Again, it's a bit confounding to me that
these are all programs created within the Microsoft Office Suite, and
yet they don't work together seamlessly. To get what you need done
you need to know certain tricks.

It's a nice ideal, but it's rather impractical. Each program has thousands
of features, and it's a difficult enough task to get them to work how the
majority of users want within the program. To then make them work perfectly
interoperably every other program increases the workload exponentially. In
this case, to make the Outlook Contacts merge work correctly within
Publisher (or another standard database), it may have a negative impact on
the appearance of the Contacts within Outlook itself, or it may just take a
lot of additional development time (which could have productively been spent
on improving other areas of the product which would affect more users).

e.g.

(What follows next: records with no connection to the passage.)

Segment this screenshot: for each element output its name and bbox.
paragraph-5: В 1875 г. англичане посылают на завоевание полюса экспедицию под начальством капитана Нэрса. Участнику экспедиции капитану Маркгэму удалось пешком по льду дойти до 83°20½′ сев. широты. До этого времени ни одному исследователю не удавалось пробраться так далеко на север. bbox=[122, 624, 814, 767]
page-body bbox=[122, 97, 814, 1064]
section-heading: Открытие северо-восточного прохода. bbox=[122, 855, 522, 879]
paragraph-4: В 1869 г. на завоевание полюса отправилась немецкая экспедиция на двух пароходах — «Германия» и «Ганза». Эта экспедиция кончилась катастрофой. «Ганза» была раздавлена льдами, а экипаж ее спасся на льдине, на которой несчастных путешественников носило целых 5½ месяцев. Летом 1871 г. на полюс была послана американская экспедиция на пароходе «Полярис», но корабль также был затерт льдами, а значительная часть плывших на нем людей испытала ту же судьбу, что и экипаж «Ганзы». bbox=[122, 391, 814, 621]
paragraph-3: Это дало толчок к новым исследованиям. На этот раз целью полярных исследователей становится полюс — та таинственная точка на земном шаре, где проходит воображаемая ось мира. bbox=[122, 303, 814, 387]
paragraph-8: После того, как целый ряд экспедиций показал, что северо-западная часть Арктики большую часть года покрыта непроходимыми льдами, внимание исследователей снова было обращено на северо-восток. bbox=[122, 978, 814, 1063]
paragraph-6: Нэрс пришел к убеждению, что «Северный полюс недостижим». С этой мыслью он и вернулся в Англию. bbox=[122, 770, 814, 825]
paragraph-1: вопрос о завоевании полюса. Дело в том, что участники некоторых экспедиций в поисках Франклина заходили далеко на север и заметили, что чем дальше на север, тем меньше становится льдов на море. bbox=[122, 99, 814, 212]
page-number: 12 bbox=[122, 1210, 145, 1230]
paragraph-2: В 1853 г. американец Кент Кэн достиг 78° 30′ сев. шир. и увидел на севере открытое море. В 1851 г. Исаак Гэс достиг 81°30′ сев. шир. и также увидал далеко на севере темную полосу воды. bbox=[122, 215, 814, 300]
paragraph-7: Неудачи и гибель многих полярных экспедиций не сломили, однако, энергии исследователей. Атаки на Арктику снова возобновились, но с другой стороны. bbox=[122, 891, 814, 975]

Users with Outlook = A very large number
(Users who use Outlook = A slightly smaller, large number)
Users with Publisher = A middle-sized number
(Users who use Publisher = A smaller middle-sized number)
Users with Outlook AND Publisher = A relatively small number
(Users with Outlook AND Publisher who use both = A smaller number)
(Users with Outlook AND Publisher who use Mail Merge = An even smaller
number)
(Users with Outlook AND Publisher who use Mail Merge with their Outlook
contacts = A very small number)

Fixing the Mail Merge from Publisher would affect a very small number of
users. Spending the development time on a global feature would affect a
large number of users.
But I digress. Since this is the group for discussing Publisher, I do
have a final query. Why was I only able to complete this merge when I
started in Outlook and then chose the postcard created in Word? When I
tried to choose the Publisher document I thought Publisher would open
automatically like it did with the Word document. Instead, I was
brought to a page in Word filled with hieroglyphics. It seems a shame,
because creating and redesigning the postcard in Publisher was much
easier than working in Word, IMO.

It is a shame, but this is the way Outlook works.

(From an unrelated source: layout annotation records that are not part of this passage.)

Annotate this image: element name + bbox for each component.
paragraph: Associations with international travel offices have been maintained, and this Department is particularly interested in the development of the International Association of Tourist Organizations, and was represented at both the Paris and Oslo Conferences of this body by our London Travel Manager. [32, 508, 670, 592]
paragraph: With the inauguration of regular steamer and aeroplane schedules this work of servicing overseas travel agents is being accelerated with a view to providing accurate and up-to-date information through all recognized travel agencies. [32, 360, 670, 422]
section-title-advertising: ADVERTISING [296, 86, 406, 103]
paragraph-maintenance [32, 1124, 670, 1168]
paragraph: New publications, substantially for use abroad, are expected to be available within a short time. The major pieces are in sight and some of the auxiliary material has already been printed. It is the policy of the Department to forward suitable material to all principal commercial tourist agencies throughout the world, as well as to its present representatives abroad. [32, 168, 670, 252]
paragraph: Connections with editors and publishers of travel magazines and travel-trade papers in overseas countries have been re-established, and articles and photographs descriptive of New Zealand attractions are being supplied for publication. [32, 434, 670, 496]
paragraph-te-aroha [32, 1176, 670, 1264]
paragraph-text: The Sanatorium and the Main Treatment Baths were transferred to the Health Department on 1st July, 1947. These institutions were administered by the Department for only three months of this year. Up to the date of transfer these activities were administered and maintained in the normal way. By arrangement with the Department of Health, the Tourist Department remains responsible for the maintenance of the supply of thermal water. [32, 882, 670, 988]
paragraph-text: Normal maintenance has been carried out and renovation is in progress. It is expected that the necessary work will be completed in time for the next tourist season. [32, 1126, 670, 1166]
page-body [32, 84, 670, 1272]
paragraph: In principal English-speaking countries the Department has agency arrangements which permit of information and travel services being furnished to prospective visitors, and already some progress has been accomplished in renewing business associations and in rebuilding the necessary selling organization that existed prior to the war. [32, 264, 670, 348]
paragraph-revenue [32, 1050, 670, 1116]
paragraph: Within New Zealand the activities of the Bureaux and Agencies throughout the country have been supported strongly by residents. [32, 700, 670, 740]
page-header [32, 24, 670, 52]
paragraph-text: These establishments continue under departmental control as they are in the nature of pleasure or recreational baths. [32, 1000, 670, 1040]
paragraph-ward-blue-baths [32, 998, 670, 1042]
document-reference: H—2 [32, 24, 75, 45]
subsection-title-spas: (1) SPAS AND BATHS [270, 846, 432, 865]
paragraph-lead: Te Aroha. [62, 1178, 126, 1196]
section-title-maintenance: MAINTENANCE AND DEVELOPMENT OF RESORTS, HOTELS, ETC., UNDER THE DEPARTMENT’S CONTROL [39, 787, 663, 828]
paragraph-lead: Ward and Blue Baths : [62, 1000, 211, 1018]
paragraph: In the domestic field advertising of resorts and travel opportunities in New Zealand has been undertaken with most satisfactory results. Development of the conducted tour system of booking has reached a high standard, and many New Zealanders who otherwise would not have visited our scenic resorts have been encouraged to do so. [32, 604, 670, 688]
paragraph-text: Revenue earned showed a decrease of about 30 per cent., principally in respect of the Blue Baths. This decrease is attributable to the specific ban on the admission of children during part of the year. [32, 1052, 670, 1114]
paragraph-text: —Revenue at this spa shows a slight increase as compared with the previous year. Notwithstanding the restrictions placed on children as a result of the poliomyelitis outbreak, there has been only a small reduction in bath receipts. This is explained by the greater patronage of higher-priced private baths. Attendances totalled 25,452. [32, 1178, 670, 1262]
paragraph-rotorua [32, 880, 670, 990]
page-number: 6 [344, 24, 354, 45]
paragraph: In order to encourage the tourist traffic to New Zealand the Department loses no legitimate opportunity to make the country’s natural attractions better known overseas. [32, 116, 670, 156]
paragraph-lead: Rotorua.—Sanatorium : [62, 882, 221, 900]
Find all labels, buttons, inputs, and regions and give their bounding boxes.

(Caveat: I've never used Outlook for a mail merge)

It sounds like Outlook is simply invoking Word to open the document in
question. It is specially-programmed to do some jiggery-pokery in Word to
make the document merge correctly. You get heiroglyphics because that is
how Word sees a Publisher file. To do the same with Publisher would require
a lot of work (see the problem described above), probably more than it did
to make it work with Word (due to the different way Publisher works).